La Chambre des députés a approuvé mercredi (23/11) un projet de loi qui durcit les peines pour l'utilisation du téléphone portable à l'intérieur des prisons. Le texte ayant été modifié, il reviendra au Sénat.
La proposition prévoit une peine de prison de deux à quatre ans pour quiconque, dans le cadre d'une peine ferme, utilise, possède ou fournit un téléphone portable ou un appareil similaire, comme une radio. Actuellement, le Code pénal ne prévoit une détention de trois mois à un an que pour ceux qui "entrent, promeuvent, interviennent, assistent ou facilitent l'entrée d'un téléphone portable, d'une radio ou d'un appareil similaire, sans autorisation légale, dans un établissement pénitentiaire". Le texte détermine que la peine s'applique au directeur du pénitencier ou à l'agent public qui n'interdit pas au détenu l'accès au poste téléphonique.

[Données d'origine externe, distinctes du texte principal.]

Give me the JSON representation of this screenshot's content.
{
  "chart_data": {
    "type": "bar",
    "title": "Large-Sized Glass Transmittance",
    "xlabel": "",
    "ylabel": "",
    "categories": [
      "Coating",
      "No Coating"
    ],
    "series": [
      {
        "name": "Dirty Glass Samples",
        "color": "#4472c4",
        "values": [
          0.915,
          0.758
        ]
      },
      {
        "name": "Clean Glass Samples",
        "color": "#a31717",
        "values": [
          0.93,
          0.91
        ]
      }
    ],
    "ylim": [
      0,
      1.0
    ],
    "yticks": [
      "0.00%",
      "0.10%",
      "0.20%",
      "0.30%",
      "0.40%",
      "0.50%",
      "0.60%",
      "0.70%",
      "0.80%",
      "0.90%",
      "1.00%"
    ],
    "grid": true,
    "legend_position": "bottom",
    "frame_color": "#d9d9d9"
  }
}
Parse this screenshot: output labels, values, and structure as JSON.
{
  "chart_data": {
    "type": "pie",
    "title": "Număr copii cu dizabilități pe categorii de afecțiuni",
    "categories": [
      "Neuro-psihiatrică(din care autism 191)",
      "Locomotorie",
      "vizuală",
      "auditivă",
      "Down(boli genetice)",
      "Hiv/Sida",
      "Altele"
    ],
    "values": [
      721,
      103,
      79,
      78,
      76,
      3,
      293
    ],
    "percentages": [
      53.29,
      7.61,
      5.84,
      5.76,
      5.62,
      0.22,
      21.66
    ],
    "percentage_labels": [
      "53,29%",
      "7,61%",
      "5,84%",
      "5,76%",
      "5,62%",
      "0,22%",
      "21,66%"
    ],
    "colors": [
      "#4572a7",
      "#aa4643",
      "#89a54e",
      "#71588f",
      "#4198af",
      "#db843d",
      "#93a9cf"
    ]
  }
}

Le délit d'introduction, de promotion, d'intermédiation, d'assistance ou de facilitation de l'introduction d'un téléphone portable dans le pénitencier sera puni d'une peine d'emprisonnement de quatre à six ans. La proposition modifie également la loi générale sur les télécommunications pour obliger les fournisseurs de services de télécommunications à fournir un accès illimité à l'information et aux technologies afin que les responsables de la prison puissent empêcher les communications radio.
Notre analyse :
Chaque fois qu'une nouvelle règle est appliquée pour durcir le système carcéral, il y a une forte vague de représailles de la part des groupes criminels organisés. Le téléphone portable est un outil important pour les criminels dans toutes les prisons du pays. Bien qu'elles soient interdites, leur utilisation et leur possession sont extrêmement répandues, y compris des criminels qui les utilisent ouvertement pour appliquer des escroqueries, coordonner des crimes et gérer leurs organisations criminelles. Le véritable durcissement de la peine pour possession d'un téléphone portable peut générer une vague d'actions. Cependant, il faut tenir compte du fait que de nombreuses lois voient leur application déformée ou sont simplement ignorées dans la pratique. Souvent, cela se produit à la suite d'agents publics corrompus ou même d'accords informels entre les autorités et des criminels qui cherchent un « terrain d'entente » pour éviter une escalade de la violence.